O caso de Barusco está registrado a partir da página 133 da sentença assinada por Hardt na semana passada. O delator afirma no depoimento que produziu, “no período da minha colaboração”, uma planilha que contém, “de memória”, alguns contratos da Petrobras com a Odebrecht e os valores de propina que ele acredita que foram negociados entre a diretoria da estatal e a empreiteira.

Barusco é o delator da Lava Jato que, pego recebendo propina por meio de off-shores (provas dos pagamentos foram obtidas por meio de cooperação internacional), acabou condenado e, depois disso, recorreu ao acordo de colaboração.

No acordo, ele confirmou a tese desenhada na Lava Jato: metade da propina paga por empreiteiras à Diretoria de Serviços ficava com a “casa” (ou seja, com diretores da Petrobras, que recebiam em contas no exterior) e a outra metade teria sido destinada ao PT.

Durante o julgamento da ação penal envolvendo o sítio de Atibaia, o Ministério Público Federal perguntou a Barusco se ele se recordava da tabela que continha contratos de consórcios integrados pela Odebrecht, anexada aos autos como prova de sua delação.

“Sim”, respondeu Barusco, “essa planilha foi feita durante, no período da minha colaboração. Acho que foi novembro ou dezembro de 2014”, afirmou.

“E a gente tem que ver como é que eu fiz essa planilha. Eu peguei todos os documentos de contratação desses pacotes da refinaria e fui pela memória lembrando quais os que tinham havido combinação de propina ou não e fui montando a planilha”, disparou.

A juíza Hardt classificou a planilha de Barusco como “prova complementar produzida a respeito do pagamento de propina.”


Pelos trechos destacados pela magistrada, o depoimento de Barusco, ainda que validado por uma planilha, só confirma o recebimento de propina por parte do delator.
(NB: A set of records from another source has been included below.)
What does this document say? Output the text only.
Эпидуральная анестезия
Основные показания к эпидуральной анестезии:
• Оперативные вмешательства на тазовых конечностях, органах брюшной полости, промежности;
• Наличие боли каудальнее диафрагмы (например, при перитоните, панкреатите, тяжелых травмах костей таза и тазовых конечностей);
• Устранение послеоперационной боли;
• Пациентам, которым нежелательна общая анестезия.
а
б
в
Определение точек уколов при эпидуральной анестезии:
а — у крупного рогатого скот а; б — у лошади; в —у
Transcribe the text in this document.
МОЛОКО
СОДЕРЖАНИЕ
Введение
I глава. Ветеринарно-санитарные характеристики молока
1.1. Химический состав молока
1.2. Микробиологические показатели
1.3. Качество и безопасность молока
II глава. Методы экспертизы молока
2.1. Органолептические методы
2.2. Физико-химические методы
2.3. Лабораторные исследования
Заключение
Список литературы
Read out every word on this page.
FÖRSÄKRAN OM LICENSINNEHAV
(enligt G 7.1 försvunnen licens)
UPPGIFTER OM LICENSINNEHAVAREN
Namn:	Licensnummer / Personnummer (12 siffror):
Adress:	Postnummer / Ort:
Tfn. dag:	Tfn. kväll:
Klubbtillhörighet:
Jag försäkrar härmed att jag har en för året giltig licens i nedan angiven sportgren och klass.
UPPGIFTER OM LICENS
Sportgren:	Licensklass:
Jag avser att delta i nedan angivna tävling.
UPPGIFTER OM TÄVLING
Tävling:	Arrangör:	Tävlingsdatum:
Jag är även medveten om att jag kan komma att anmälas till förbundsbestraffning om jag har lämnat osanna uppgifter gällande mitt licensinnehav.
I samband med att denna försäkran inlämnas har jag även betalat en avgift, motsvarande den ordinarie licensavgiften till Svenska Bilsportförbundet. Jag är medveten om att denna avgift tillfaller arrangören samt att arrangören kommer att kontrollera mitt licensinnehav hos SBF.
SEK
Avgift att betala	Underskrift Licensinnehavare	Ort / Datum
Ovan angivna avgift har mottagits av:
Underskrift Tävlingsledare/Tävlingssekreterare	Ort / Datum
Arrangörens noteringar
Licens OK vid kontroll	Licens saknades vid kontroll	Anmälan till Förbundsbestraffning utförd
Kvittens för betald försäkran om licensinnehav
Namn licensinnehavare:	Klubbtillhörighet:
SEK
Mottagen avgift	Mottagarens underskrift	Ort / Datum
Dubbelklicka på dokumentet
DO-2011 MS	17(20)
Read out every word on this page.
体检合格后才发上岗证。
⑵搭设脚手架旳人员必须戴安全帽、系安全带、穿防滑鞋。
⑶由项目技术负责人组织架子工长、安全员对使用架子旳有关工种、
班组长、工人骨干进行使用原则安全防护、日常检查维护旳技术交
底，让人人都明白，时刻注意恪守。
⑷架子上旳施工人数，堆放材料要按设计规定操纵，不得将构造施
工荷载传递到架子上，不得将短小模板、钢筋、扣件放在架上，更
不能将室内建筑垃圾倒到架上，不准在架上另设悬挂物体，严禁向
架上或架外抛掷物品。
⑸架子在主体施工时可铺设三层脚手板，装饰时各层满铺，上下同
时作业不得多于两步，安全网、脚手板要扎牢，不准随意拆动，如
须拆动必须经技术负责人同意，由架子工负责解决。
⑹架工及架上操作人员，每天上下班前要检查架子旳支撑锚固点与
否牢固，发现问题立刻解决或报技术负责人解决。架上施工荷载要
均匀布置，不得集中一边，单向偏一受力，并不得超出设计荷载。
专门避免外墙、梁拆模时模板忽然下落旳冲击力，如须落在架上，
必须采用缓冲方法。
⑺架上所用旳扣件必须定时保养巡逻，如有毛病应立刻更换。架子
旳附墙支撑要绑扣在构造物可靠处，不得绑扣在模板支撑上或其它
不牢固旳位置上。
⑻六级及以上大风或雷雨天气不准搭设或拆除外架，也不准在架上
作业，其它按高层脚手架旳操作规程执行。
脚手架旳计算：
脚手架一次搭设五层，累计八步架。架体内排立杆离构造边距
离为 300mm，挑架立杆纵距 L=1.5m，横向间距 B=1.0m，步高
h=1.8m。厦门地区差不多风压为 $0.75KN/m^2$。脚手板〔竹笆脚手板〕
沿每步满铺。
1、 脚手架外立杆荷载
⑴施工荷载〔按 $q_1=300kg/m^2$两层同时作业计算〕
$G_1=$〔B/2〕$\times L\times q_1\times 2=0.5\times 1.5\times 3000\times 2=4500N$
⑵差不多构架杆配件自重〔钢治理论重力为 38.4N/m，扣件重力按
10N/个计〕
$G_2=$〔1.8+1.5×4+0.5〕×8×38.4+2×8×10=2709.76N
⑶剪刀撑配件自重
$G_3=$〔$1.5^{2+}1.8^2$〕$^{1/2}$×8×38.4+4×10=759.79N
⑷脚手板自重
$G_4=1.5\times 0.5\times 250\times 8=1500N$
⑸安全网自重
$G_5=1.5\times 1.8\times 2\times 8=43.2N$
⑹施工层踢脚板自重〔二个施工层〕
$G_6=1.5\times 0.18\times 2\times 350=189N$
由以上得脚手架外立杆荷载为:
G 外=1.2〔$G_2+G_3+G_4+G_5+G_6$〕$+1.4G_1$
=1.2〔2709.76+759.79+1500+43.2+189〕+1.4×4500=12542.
Não há ligação direta com Lula ou explicação, na fala dele, sobre como o PT recebia uma parte.

Para arrastar o PT para a questão, Hardt utilizou depoimento de outros delatores, como Ricardo Pessoa, que afirma ter pago contrapartida sobre contratos com a Petrobras ao PT por meio de doações eleitorais declaradas à Justiça Eleitoral.

Quanto a Lula, Hardt supervalorizou o depoimento de Marcelo Odebrecht, que afirmou à Lava Jato ter criado, junto com Antonio Palocci, um fundo de despesas que supostamente eram combinadas entre o ex-presidente e o patriarca da empreiteira, Emílio Odebrecht.

Movimentações desse “caixa geral de propinas”, também batizado de “conta-corrente”, foram registradas por Marcelo na chamada “planilha italiano”.

No decorrer dos processos contra Lula, a “planilha italiano” foi alvo de perícia. O relatório apontou que o documento foi aberto em 2010 e editado em 2015, também durante o andamento da Lava Jato.

Lula foi condenado a um total de 12 anos e 11 meses de prisão no caso Atibaia. Além de corrupção passiva, Hardt enxergou crime de lavagem de dinheiro.